Among the hospitalizations with the main diagnosis reported as DM, the number of hospitalizations (52.5%), and total costs (46.2%) related to unspecified DM ICD-10 code E14) were the most observed, despite presenting the lower average hospitalization cost. The second most relevant cause of hospitalization in this group was insulin-dependent hospitalizations (ICD-10 E10), with the higher average hospitalization cost (Table 4).
Table 4.
Number, average and total hospitalization cost due to diabetes (E10–E14), adults (20+ years), SUS, Brazil, 2014.

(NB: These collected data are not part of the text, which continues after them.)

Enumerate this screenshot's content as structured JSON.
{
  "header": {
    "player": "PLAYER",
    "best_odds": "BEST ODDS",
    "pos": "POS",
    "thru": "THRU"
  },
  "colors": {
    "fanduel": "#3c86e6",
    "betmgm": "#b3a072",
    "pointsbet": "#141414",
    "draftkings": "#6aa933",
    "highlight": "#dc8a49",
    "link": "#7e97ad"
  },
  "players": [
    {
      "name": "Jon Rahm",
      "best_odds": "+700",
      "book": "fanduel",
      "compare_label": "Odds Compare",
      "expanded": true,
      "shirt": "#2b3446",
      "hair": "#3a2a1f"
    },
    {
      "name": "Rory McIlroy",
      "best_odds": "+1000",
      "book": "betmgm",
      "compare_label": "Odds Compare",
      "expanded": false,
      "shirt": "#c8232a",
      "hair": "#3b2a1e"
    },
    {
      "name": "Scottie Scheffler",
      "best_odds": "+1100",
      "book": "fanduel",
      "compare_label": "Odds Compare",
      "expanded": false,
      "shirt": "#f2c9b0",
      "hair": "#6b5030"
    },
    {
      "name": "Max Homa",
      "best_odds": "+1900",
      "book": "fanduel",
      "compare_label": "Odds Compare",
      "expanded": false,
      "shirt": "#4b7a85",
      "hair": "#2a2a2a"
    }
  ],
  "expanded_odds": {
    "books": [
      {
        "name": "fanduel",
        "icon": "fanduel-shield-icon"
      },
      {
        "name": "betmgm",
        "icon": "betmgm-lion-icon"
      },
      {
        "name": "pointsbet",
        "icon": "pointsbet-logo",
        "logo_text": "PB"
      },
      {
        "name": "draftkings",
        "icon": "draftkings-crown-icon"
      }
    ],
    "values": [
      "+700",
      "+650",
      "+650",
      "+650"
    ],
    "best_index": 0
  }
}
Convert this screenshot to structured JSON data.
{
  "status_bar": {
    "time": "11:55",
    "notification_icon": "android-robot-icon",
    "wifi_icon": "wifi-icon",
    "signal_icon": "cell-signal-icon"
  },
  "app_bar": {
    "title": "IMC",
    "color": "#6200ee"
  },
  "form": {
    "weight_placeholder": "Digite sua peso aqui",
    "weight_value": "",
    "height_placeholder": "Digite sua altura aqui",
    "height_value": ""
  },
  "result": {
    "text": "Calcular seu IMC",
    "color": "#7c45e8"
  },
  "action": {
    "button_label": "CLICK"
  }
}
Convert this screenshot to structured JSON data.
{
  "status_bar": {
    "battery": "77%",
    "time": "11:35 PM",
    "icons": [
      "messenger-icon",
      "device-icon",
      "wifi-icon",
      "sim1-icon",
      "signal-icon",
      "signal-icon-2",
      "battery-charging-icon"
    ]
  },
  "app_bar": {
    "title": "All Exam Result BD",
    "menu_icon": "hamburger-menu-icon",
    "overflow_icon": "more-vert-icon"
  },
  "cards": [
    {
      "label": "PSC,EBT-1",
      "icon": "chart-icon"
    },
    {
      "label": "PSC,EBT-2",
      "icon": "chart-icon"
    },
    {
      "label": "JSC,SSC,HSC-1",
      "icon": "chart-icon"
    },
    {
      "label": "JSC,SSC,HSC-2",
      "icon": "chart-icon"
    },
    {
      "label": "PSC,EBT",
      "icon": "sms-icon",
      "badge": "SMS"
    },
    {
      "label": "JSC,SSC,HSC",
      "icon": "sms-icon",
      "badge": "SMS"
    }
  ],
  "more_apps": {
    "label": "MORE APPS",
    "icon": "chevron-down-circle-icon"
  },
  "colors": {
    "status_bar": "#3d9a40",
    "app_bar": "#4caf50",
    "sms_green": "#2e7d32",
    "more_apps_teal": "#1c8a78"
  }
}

Diabetes Codes | Number | Average Hospitalization Cost | Total Hospitalization Cost |
---|---|---|---|
(n) | (Int$) | (in 000 Int$) | |
E10 Insulin-dependent diabetes mellitus | 38,883 | 452.62 | 17,599.3 |
E11 Non-insulin-dependent diabetes mellitus | 12,707 | 340.82 | 4330.7 |
E12 Malnutrition-related diabetes mellitus | 1454 | 384.83 | 559.5 |
E13 Other specified diabetes mellitus | 9341 | 349.68 | 3266.4 |
E14 Unspecified diabetes mellitus | 68,987 | 320.41 | 22,104.3 |
Total Diabetes (E10–E14) * | 131,372 | 364.31 | 47,860.2 |
* Numbers do not necessarily sum to totals because of rounding.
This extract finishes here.